Cloth diapers also need to be washed with water. As do our non disposable dishes and baking pans. I use water for so many things other than drinking.
A frugal life needs water, and lots of it, even if you try to conserve as much water as possible.
But is running water really a necessity?
As I said above, with most things in life, if humanity lived without something for thousands of years, and if people continue to survive and thrive without it in less civilized areas, then those things can't possibly be necessary for survival.
Running water, unfortunately, is completely different. While it shouldn't be necessary, society has made it a need for our very survival.
|An old fashioned well.|
Today, most communities aren't built around water sources. Locations are chosen for a large variety of reasons, but with plumbing available to bring running water to homes, there doesn't need to be a spring, river, or lake right nearby. In some areas people do use well water, but even they are not like they were in the past- they're typically pumped using electricity, to provide running water for people in the area.
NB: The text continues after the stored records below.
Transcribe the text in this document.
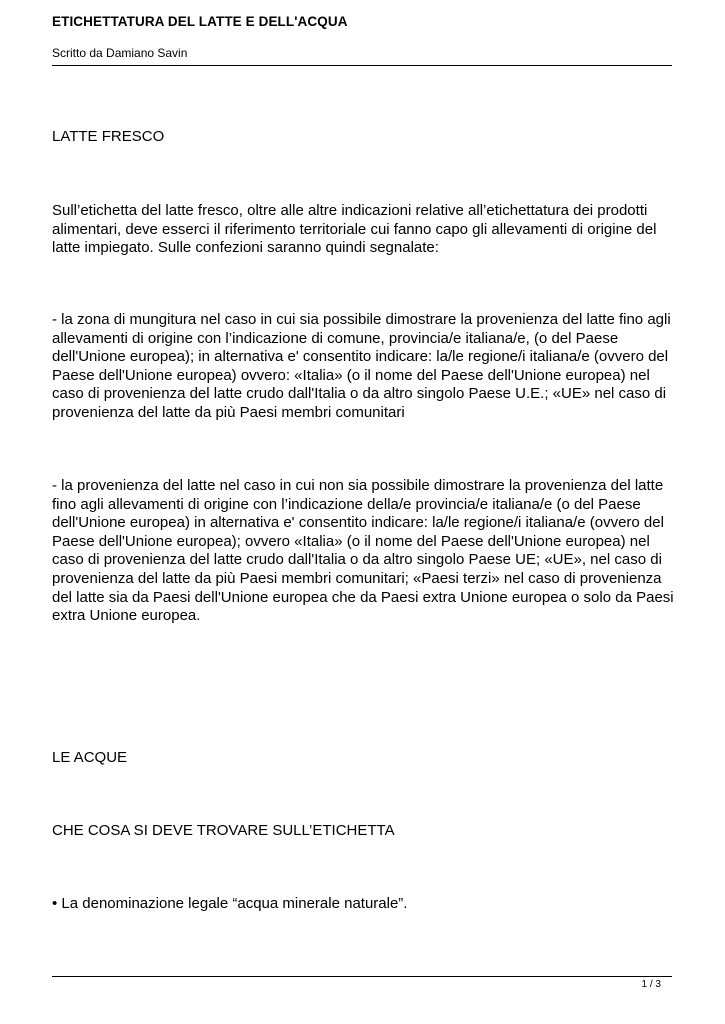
ETICHETTATURA DEL LATTE E DELL'ACQUA
Scritto da Damiano Savin

LATTE FRESCO

Sull’etichetta del latte fresco, oltre alle altre indicazioni relative all’etichettatura dei prodotti alimentari, deve esserci il riferimento territoriale cui fanno capo gli allevamenti di origine del latte impiegato. Sulle confezioni saranno quindi segnalate:

- la zona di mungitura nel caso in cui sia possibile dimostrare la provenienza del latte fino agli allevamenti di origine con l’indicazione di comune, provincia/e italiana/e, (o del Paese dell'Unione europea); in alternativa e' consentito indicare: la/le regione/i italiana/e (ovvero del Paese dell'Unione europea) ovvero: «Italia» (o il nome del Paese dell'Unione europea) nel caso di provenienza del latte crudo dall'Italia o da altro singolo Paese U.E.; «UE» nel caso di provenienza del latte da più Paesi membri comunitari

- la provenienza del latte nel caso in cui non sia possibile dimostrare la provenienza del latte fino agli allevamenti di origine con l’indicazione della/e provincia/e italiana/e (o del Paese dell'Unione europea) in alternativa e' consentito indicare: la/le regione/i italiana/e (ovvero del Paese dell'Unione europea); ovvero «Italia» (o il nome del Paese dell'Unione europea) nel caso di provenienza del latte crudo dall'Italia o da altro singolo Paese UE; «UE», nel caso di provenienza del latte da più Paesi membri comunitari; «Paesi terzi» nel caso di provenienza del latte sia da Paesi dell'Unione europea che da Paesi extra Unione europea o solo da Paesi extra Unione europea.

LE ACQUE

CHE COSA SI DEVE TROVARE SULL’ETICHETTA

• La denominazione legale “acqua minerale naturale”.

1 / 3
Not at all like the old fashioned wells which used your own muscles, that can work even without electricity.
|Haiti Earthquake Victims|
I recently found out that there are some old fashioned wells in the vicinity, but they're hidden so well by those who dug them (they're on public land) that I would have no idea where to even start looking for one.
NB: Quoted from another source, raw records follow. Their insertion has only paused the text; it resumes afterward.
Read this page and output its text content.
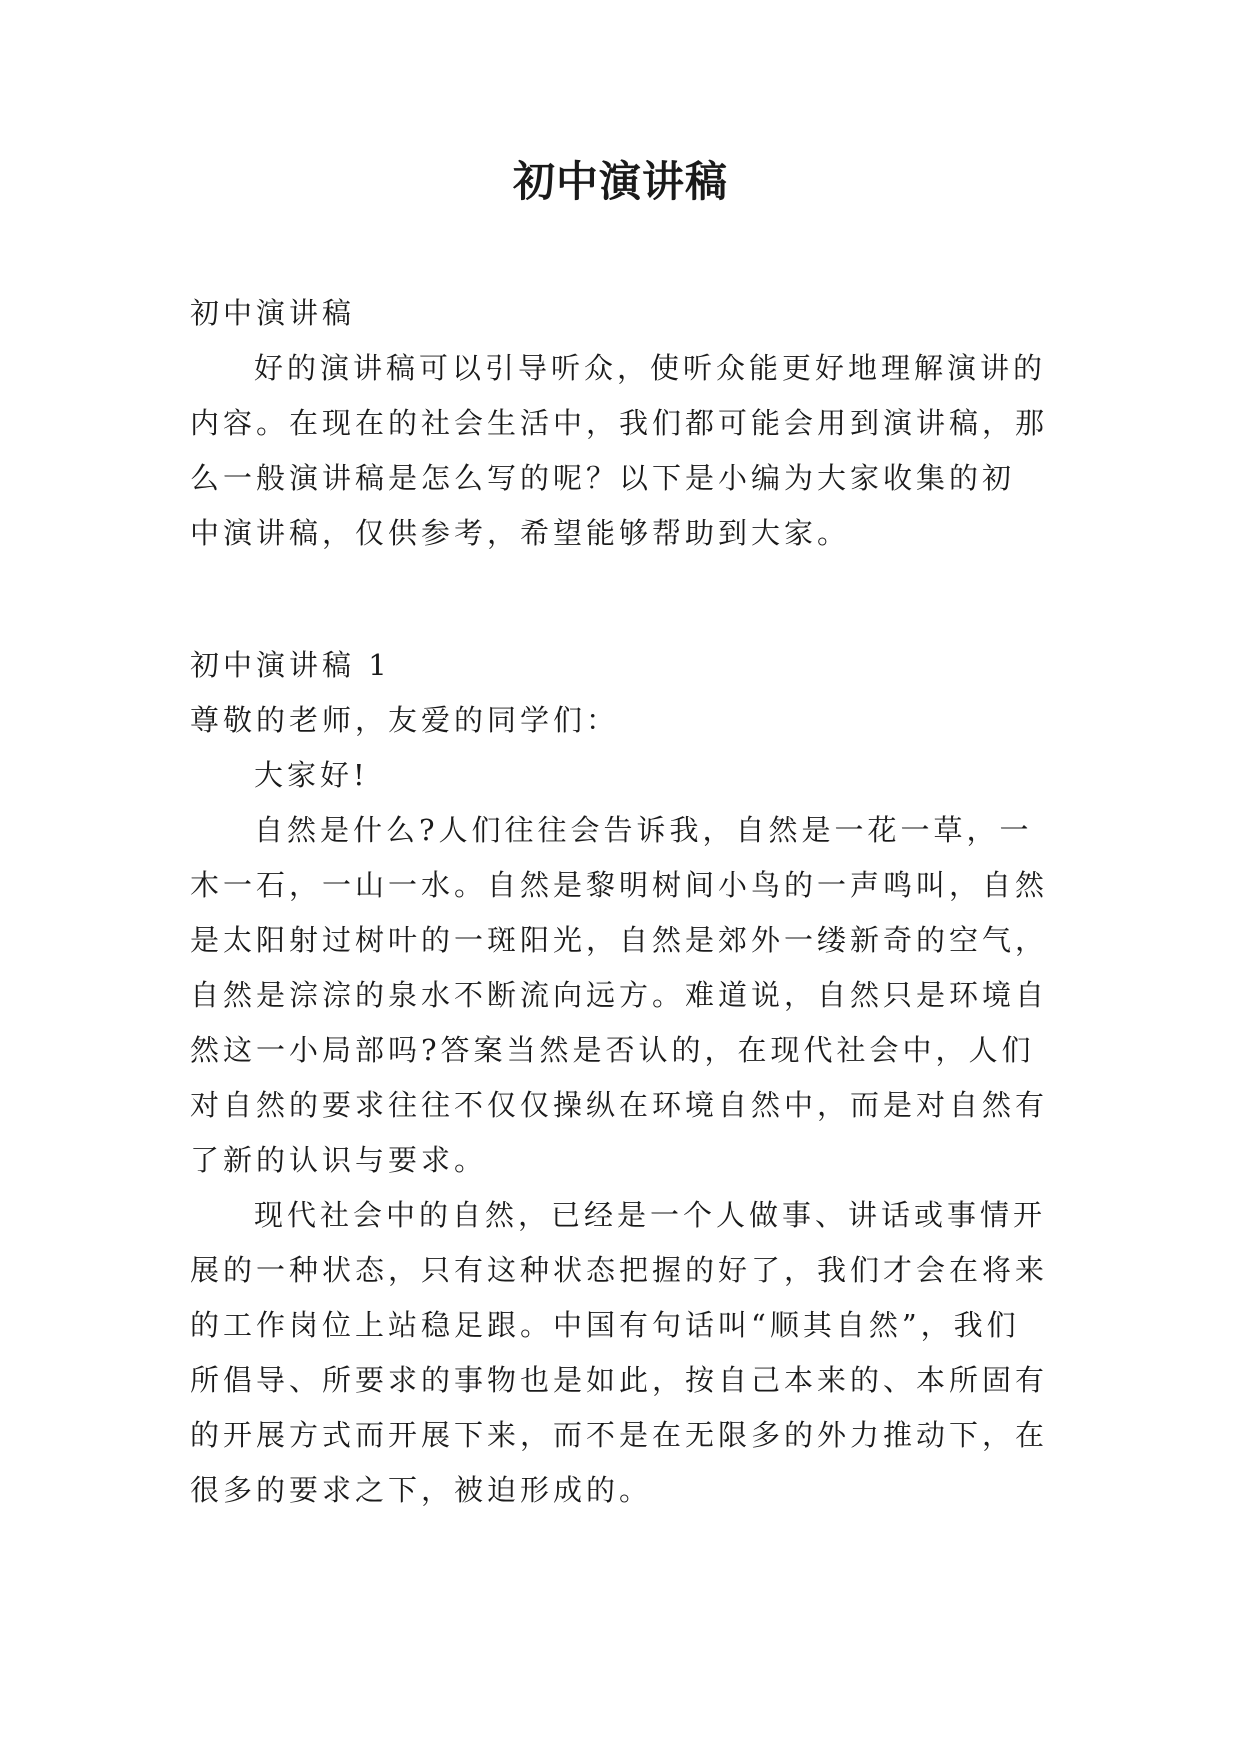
初中演讲稿
初中演讲稿
好的演讲稿可以引导听众，使听众能更好地理解演讲的
内容。在现在的社会生活中，我们都可能会用到演讲稿，那
么一般演讲稿是怎么写的呢？以下是小编为大家收集的初
中演讲稿，仅供参考，希望能够帮助到大家。
初中演讲稿 1
尊敬的老师，友爱的同学们：
大家好!
自然是什么?人们往往会告诉我，自然是一花一草，一
木一石，一山一水。自然是黎明树间小鸟的一声鸣叫，自然
是太阳射过树叶的一斑阳光，自然是郊外一缕新奇的空气，
自然是淙淙的泉水不断流向远方。难道说，自然只是环境自
然这一小局部吗?答案当然是否认的，在现代社会中，人们
对自然的要求往往不仅仅操纵在环境自然中，而是对自然有
了新的认识与要求。
现代社会中的自然，已经是一个人做事、讲话或事情开
展的一种状态，只有这种状态把握的好了，我们才会在将来
的工作岗位上站稳足跟。中国有句话叫“顺其自然”，我们
所倡导、所要求的事物也是如此，按自己本来的、本所固有
的开展方式而开展下来，而不是在无限多的外力推动下，在
很多的要求之下，被迫形成的。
I have to face it- without running water, I'd be royally screwed. This concept is dreadful and frightens me, because I do live in an area prone to disasters, both natural and man made. What if, what if, is what runs through my head. What if I didn't have to go just a few hours without running water, but needed to survive long term without?
|A rain barrel in position|
We don't have a yard and we don't really have a place to store a rain barrel on our 20 square foot front porch that we share with our neighbors, but I'm tempted nonetheless to get a rain barrel. Somehow. Even though there can be months between one rainfall and the next, and a rain barrel wouldn't hold enough water to last us throughout the dry season.
When we get land of our own, or at least live in a place with some semblance of a yard, I want to get as many rain barrels as possible, because otherwise, running water becomes a dire need.
Oh, did I mention- because I dehydrate really easily, lack of water freaks me out?
In the meantime, I think I'll be filling as many bottles of water as possible and store them in our “little room” in our house, so I never get caught without water again. And pray that I never have to worry about going without running water for a long period of time.
In summation- running water? Definitely a need; our very survival depends on it because of lack of access to fresh water sources and wells.
Where you live, do you know where the nearest body of fresh water is? If you ever had to go without running water, how would you manage? Do you store water in a rain barrel, stock bottled water, or anything like that in case of a disaster?
What percentage of the foods you make and things you do require water? If you had no water for a day, what foods would you make to serve your family?